Barbash moved to Odessa in the early 1880s, where he established the Bankovskaya Kontora Barabasha, a bank that gradually was transformed into one of the largest financial institutions in the city. He supported Ḥibat Tsiyon, becoming treasurer of the Odessa Committee of the organization founded in 1890. Through his work with Ḥibat Tsiyon, Barbash became familiar with Mosheh Leib Lilienblum.


With Kalonymus Wissotzky, Barbash supported the periodical Ha-Shiloaḥ, which began publication in 1896 under its first editor, Ahad Ha-Am. Barbash went to the second Zionist Congress (1898) and attended subsequent meetings through 1913. At Theodor Herzl’s behest, he joined a committee to develop plans for founding a bank for the Zionist movement. In 1901, Barbash was part of a delegation that went to Paris to see Edmond de Rothschild; their mission, which was unsuccessful, was to convince Rothschild not to agree to let the Jewish Colonization Association (ICA) retain control of colonies in Palestine.


Barbash was an early supporter of land development in pre-state Israel. In 1904 he helped to set up and later was on the management committee of the Geulah Society, an organization that acquired real estate in Palestine and constructed houses in Tel Aviv. He contributed funds to buy land in the Talpiot district of Jerusalem, and as a participant at the Seventh Congress of the Zionist Movement (1905), he urged support for a financially troubled modern Hebrew school in Jaffa.
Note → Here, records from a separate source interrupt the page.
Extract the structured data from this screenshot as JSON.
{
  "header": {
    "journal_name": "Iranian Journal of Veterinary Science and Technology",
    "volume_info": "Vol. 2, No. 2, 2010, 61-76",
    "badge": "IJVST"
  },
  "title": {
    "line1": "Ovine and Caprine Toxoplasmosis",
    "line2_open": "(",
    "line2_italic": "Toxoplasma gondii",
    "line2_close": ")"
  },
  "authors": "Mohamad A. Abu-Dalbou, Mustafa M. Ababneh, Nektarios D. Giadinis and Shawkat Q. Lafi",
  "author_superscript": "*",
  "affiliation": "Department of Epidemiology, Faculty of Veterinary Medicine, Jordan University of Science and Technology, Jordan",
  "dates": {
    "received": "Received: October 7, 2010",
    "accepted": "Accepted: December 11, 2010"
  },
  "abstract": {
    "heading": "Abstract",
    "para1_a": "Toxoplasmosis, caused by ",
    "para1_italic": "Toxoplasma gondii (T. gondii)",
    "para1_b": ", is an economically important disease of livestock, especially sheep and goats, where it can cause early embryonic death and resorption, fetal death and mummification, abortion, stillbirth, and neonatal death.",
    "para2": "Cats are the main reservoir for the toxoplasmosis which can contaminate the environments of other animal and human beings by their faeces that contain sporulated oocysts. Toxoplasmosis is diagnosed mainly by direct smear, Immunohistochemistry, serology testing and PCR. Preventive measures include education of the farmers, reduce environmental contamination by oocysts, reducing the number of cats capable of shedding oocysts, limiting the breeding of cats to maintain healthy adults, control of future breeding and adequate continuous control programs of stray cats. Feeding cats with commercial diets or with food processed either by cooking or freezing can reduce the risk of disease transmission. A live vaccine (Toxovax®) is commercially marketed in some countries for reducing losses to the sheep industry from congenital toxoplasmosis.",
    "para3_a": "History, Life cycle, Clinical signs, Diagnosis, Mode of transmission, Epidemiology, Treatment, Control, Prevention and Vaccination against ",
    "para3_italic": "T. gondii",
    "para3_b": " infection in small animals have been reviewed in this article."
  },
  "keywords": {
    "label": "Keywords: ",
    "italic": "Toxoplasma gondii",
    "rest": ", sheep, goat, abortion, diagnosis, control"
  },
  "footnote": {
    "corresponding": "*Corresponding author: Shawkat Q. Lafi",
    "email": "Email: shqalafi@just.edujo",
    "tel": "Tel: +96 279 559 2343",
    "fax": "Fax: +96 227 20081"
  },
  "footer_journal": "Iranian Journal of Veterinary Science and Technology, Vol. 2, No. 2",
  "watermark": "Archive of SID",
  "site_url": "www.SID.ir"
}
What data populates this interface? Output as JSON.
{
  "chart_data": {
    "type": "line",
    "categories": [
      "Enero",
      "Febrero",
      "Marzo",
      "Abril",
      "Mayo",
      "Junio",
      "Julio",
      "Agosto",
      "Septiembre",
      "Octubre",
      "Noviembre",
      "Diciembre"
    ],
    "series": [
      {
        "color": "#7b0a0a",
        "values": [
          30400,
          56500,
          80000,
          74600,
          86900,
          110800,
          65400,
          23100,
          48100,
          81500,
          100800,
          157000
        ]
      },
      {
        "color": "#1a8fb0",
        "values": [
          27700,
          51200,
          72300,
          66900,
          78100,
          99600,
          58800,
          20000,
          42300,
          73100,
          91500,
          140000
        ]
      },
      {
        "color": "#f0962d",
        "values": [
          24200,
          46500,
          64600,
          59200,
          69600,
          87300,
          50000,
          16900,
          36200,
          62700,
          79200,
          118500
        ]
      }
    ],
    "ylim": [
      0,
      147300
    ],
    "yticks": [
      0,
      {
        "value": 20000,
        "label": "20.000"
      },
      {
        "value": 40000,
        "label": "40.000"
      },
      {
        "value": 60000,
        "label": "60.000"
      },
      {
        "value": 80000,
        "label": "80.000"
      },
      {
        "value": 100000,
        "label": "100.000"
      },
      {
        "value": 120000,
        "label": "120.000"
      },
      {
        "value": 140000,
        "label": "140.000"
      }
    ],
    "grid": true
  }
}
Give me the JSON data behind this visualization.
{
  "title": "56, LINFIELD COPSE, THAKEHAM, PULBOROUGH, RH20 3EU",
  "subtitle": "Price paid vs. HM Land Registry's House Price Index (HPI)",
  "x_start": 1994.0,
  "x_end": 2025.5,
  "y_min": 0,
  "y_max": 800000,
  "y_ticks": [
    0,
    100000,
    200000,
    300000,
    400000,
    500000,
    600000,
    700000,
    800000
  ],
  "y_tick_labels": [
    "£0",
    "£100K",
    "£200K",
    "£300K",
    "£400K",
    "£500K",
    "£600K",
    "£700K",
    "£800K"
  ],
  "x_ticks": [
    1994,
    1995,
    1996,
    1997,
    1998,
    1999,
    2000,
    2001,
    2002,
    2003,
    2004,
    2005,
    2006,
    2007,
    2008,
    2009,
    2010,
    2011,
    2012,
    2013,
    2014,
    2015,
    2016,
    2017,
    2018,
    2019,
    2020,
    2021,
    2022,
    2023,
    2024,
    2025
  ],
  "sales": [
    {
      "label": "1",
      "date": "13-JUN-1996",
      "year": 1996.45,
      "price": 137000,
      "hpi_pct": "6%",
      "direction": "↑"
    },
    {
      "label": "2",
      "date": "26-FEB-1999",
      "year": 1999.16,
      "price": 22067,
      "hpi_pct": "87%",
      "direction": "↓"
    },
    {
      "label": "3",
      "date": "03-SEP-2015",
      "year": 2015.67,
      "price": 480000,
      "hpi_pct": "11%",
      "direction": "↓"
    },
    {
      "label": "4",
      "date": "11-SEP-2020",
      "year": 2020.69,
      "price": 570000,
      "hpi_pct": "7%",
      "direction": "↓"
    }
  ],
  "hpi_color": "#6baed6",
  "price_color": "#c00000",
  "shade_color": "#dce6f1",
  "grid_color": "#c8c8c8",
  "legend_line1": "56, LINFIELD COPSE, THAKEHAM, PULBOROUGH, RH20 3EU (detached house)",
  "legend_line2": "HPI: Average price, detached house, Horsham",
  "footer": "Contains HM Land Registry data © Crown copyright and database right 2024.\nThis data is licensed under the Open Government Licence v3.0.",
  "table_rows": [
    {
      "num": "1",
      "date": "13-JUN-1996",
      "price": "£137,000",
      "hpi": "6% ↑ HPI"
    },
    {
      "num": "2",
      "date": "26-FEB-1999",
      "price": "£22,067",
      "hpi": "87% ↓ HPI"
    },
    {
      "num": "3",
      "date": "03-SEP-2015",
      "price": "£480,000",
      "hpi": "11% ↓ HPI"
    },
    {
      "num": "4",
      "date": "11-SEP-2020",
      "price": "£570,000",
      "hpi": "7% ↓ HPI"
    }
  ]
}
Barbash was also a prominent leader in the Odessa Jewish community. From 1891 he was a gaba’i (member of the board) of a modern yeshiva, and with Ahad Ha-Am and Simon Dubnow he played a role in the Odessa branch of the Society for the Promotion of Culture among the Jews of Russia (OPE). In 1900 when famine struck the region, he organized aid for its victims. He also was a member of the Committee for the Nationalization of Jewish Education (1901–1902) and headed the Commission for the Distribution of Charity to Poor Jews. In 1903 Barbash was among the prominent residents who successfully asked the city’s mayor for the right to elect the crown rabbi of the city of Odessa; the rabbi there, in contrast to other cities, had been appointed by the authorities. After the Bolshevik Revolution, Barbash’s assets were confiscated and he spent the rest of his life in poverty, a factor that may have hastened his death.

Suggested Reading

Joseph Goldstein, Aḥad Ha-‘Am: The Prophet of Zionism (Jerusalem, 1992); Mikhail Polishchuk, “The 1903 Rabbinical Elections in Odessa,” Shvut, n.s. 1–2 [17–18] (1995): 1–16; Mikhail Polishchuk, Evrei Odessy i Novorossii: Sotsial’no-politicheskaya istoriya evreyev Odessy i drugikh gorodov v Novorossii; 1881–1904 (Jerusalem and Moscow, 2002); Stenographische Protokoll der Verhandlungen des 7 Zionisten Kongress (Berlin, 1905).